Em Um Beijo Dado Mais Tarde, Llansol
diz-nos: Numa história, há (ou não há) um
momento a que se chama sublime. Normalmente breve. Como penso que um leitor
treinado já conhece todos os enredos, quase só esse momento interessa à escrita
(BDMT, p. 62). Sublime é
precisamente o nome que Llansol dá à escrita e é nesse exercício que está o que
importa desvendar.
Havia um segredo, diz-nos o texto, mas diz-nos também que há
coisas que se revelam silenciosamente e se adiantam a nós pelo facto de serem
vistas por quem lhes tira o véu, por quem duvida se as coisas existem como
prova de existência delas próprias ou se nós as vemos ou inventamos para que
possamos existir. A disponibilidade e disposição para ver/ler, expande e leva o
pensamento em caminho.
A casa que habita
este livro é a casa da Rua Domingos Sequeira, em Lisboa. Casa da infância de
Maria Gabriela Llansol. A propósito de outra casa, creio, Llansol escreveu em Um Falcão no Punho: É a minha própria casa, mas creio que vim fazer uma visita a alguém.
Confesso que é das frases que mais me marcaram nas minhas leituras. Maria
Etelvina Santos relembra-nos na introdução ao Livro de Horas V (O Azul
Imperfeito), que Llansol nomeava as casas onde viveu como passagens-metamorfose. Esta expressão
traduz a ligação e o reconhecimento entre paisagens e figuras, o inevitável
resgate da origem na direcção do desconhecido. Aprendemos que importa que
antepassados e objectos, respirem e sejam baptizados por um raio de sol que os
ilumine e resgate do mau silêncio, do não-dito. Entregues à luz, encontrarão a
serenidade. Assim se dá um beijo que preenche o vazio, um beijo que se dá mais
tarde.
Quando nos
dispomos, por obrigação ou vontade íntima, a visitar os lugares do nosso
passado, quando olhamos para as heranças das vidas que nos antecederam e que de
certo modo antecipam e ditam coisas em nós, quando a elas regressamos, tem de
haver algo que ligue este caminho difícil entre três tempos, passado, presente
e futuro, algo que reúna o que se herda e o que se escolhe guardar ou
transformar.

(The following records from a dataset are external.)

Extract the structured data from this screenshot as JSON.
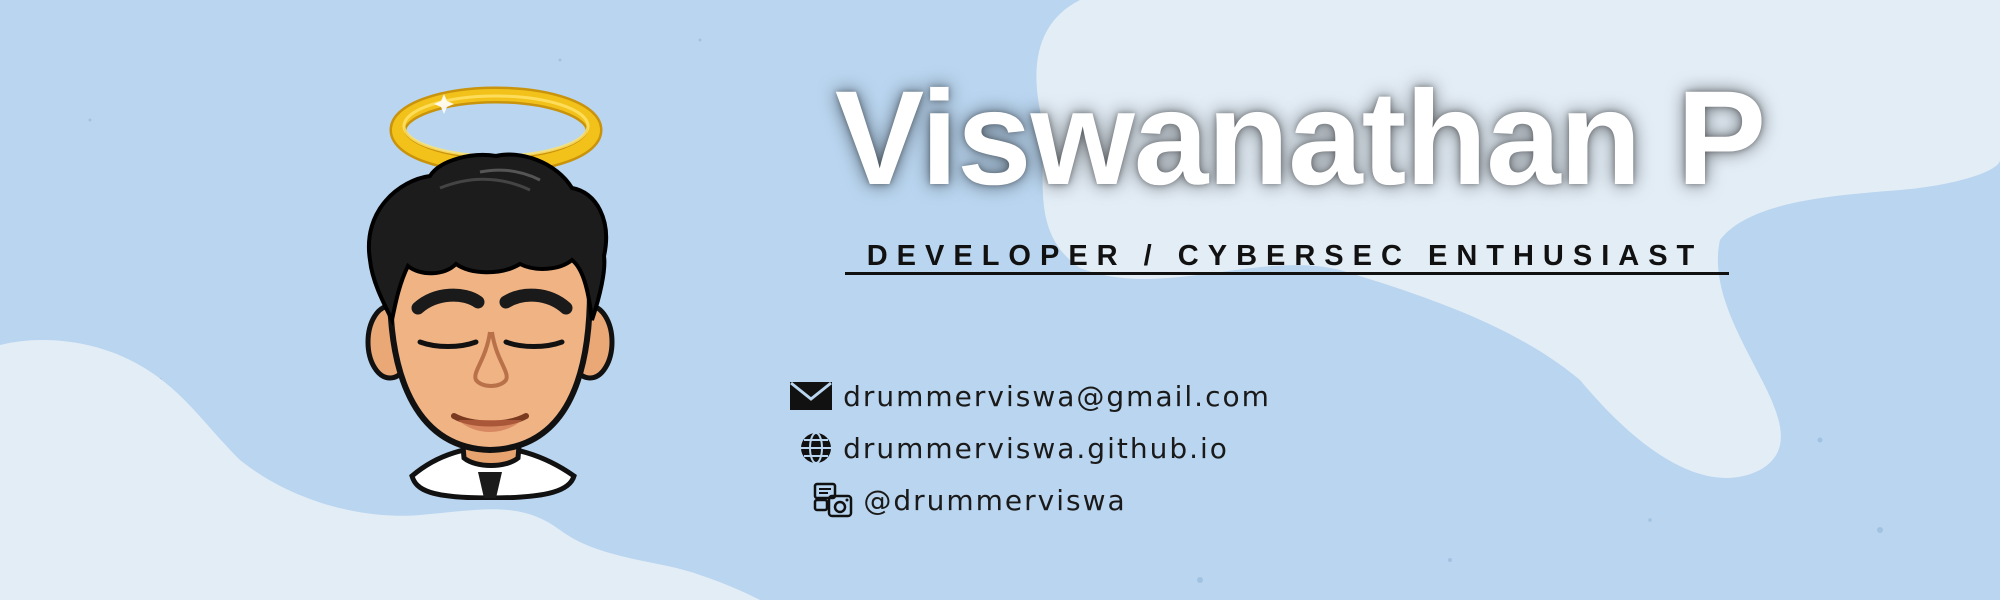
{
  "banner": {
    "name": "Viswanathan P",
    "subtitle": "DEVELOPER / CYBERSEC ENTHUSIAST",
    "contacts": [
      {
        "icon": "envelope-icon",
        "text": "drummerviswa@gmail.com"
      },
      {
        "icon": "globe-icon",
        "text": "drummerviswa.github.io"
      },
      {
        "icon": "social-media-icon",
        "text": "@drummerviswa"
      }
    ],
    "avatar": "cartoon-avatar-with-halo",
    "colors": {
      "background": "#b9d5ef",
      "cloud": "#e3edf6",
      "name_text": "#ffffff",
      "text": "#111111",
      "halo": "#f2c21b"
    }
  }
}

Em um Beijo Dado Mais Tarde,
esse algo é alcançado através de um dom poético, quando ouvimos, por exemplo,
Bach cantar uma música que faz de corredor no corredor. O sublime facilita assim
um caminho para o real que se apresenta. Em Llansol há uma consciência aguda da
fragmentação que atinge as nossas vidas, das feridas entre voo e queda, mas há
também uma necessidade de congregar a nostalgia imensa e infinita que percorre
a existência. É um desejo difícil de concretizar.
Fechar uma porta
sabendo que não mais a poderemos abrir, pode ser uma sentença, um dito para
sempre, se assim o quisermos entender. Equivale ao esvaziar o guarda-roupa de
alguém que morreu. Fecharmos a porta da casa da nossa infância é também
despedirmo-nos de uma parte que ficará ali, sem nós, num para sempre, e avançar
com outra que nasce dessa morte.
Llansol
teve uma vida própria, uma vida com uma maturidade que não desiste de olhar
para o que já foi vivido, não como quem relê, mas sim como quem lê, como alguém
que está disposto a conceber-se até à morte no sonho acordado dos afectos e que intensamente procura não adoecer
com as feridas causadas pelo real.
A sua
escrita é marcada por uma transparência invulgar, por mais que nela seja
apontada uma densidade impenetrável que necessita ser desvelada, quando de
facto para mim sugere um campo aberto. Sentir a vida, mais do que pensá-la,
vivê-la e passar com ela e nela, não por ela. Vivê-la de modo cientemente
humilde através de uma tomada de conhecimento afectivo. Não é uma escrita que
fale do ser humano mas de ser-se humano. É difícil não nos perdermos de nós
próprios. É fácil perdermo-nos dos outros. É difícil desembaraçarmo-nos de uma
língua pesada e imposta, e Llansol desata os nós da língua para abrir a língua
e não os nós.
Oferece-nos
uma visão de um mundo que vai além da força ou fraqueza dos objectos e figuras
amados. Parece-me que lhe interessa sobretudo a possibilidade de movimento que
os habita e é nela que lhe interessa participar: no movimento quase musical que
os investe ou que pode ritmicamente ser investido neles. No seu mundo, as
imagens ganham
existência através do corpo de emoção que produzem em quem vê ou lê e assim o que há de amor em cada parte do ar / é-(lhe)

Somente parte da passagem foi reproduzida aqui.